The Gay Men's Outreach Crew (GMOC) is a prime example. It has had an on again, off again existence since it's inception. The Gay and Lesbian Community Centre of Edmonton (GLCCE) though not HIV/AIDS focused, is another. The reality for GLCCE is much more acute. There is no money, there is no staff and there are few services available. The new interim board struggles to keep some entity alive in our community against some very big odds. I wish them luck, it won't be easy.

HIV/AIDS is not a pretty cause; it doesn't have the sex appeal that many causes do. The stigma surrounding HIV/AIDS directly impacts our ability to do our work. Last month I wrote about the impact of homophobia on the gay and lesbian community and particularly on HIV/AIDS in our community.

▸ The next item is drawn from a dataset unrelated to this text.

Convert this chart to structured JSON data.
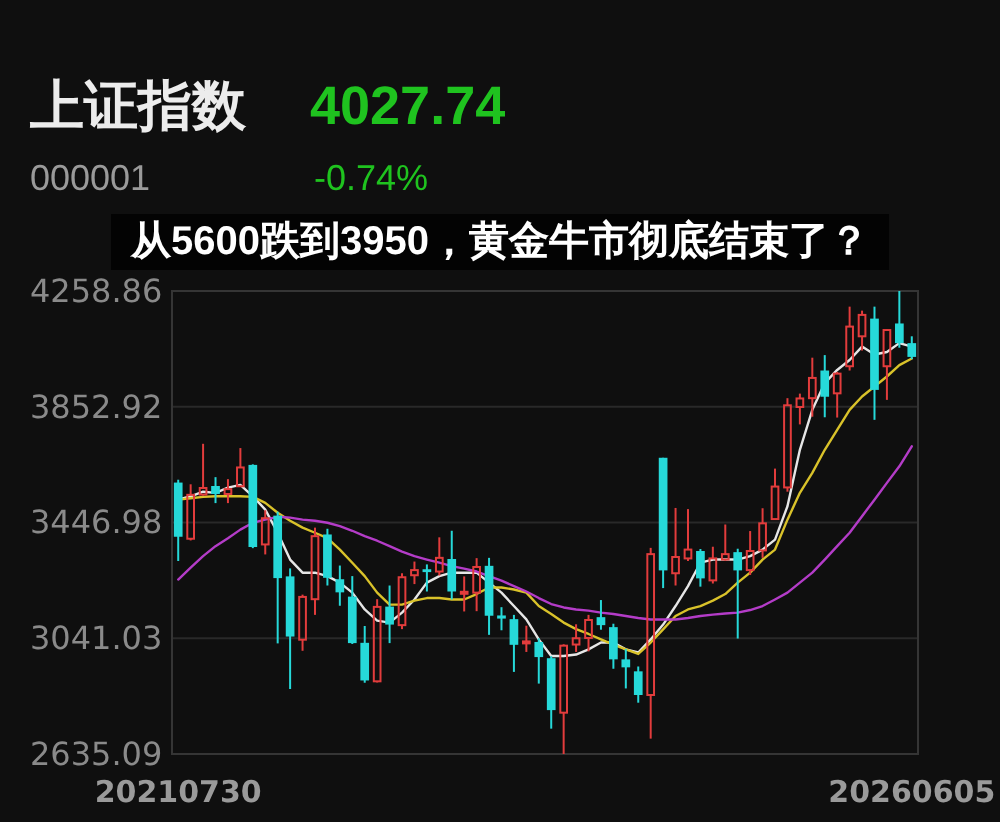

The stigma faced by those infected and affected by HIV/AIDS finds its roots in the social and fiscal discrimination experienced by our homeless, highly addicted, populations as well.

Homeless isn't sexy either, nor is addictions, or mental illness, or any of the issues faced by most or our clientele. And when it's not sexy, there is little interest in funding or sponsorship. HIV/AIDS fundraisers do not enjoy the same success experienced by the great galas and silent auctions that bring in hundreds of thousands of dollars for Kids Cottage or Ronald MacDonald House or political parties. HIV/AIDS fundraisers do not attract the upper echelon of corporate Alberta or their political friends.

Government under funding of community-based social and health service organizations and turning a blind eye to the realities of poverty, addictions, mental illness, homelessness and extreme vulnerability is using the wrong end of the stick in service delivery. Illnesses like HIV/AIDS that thrive on these conditions will continue to decimate families and communities unless some attention is paid, now. The Alberta Government and the Canadian Government are not paying attention.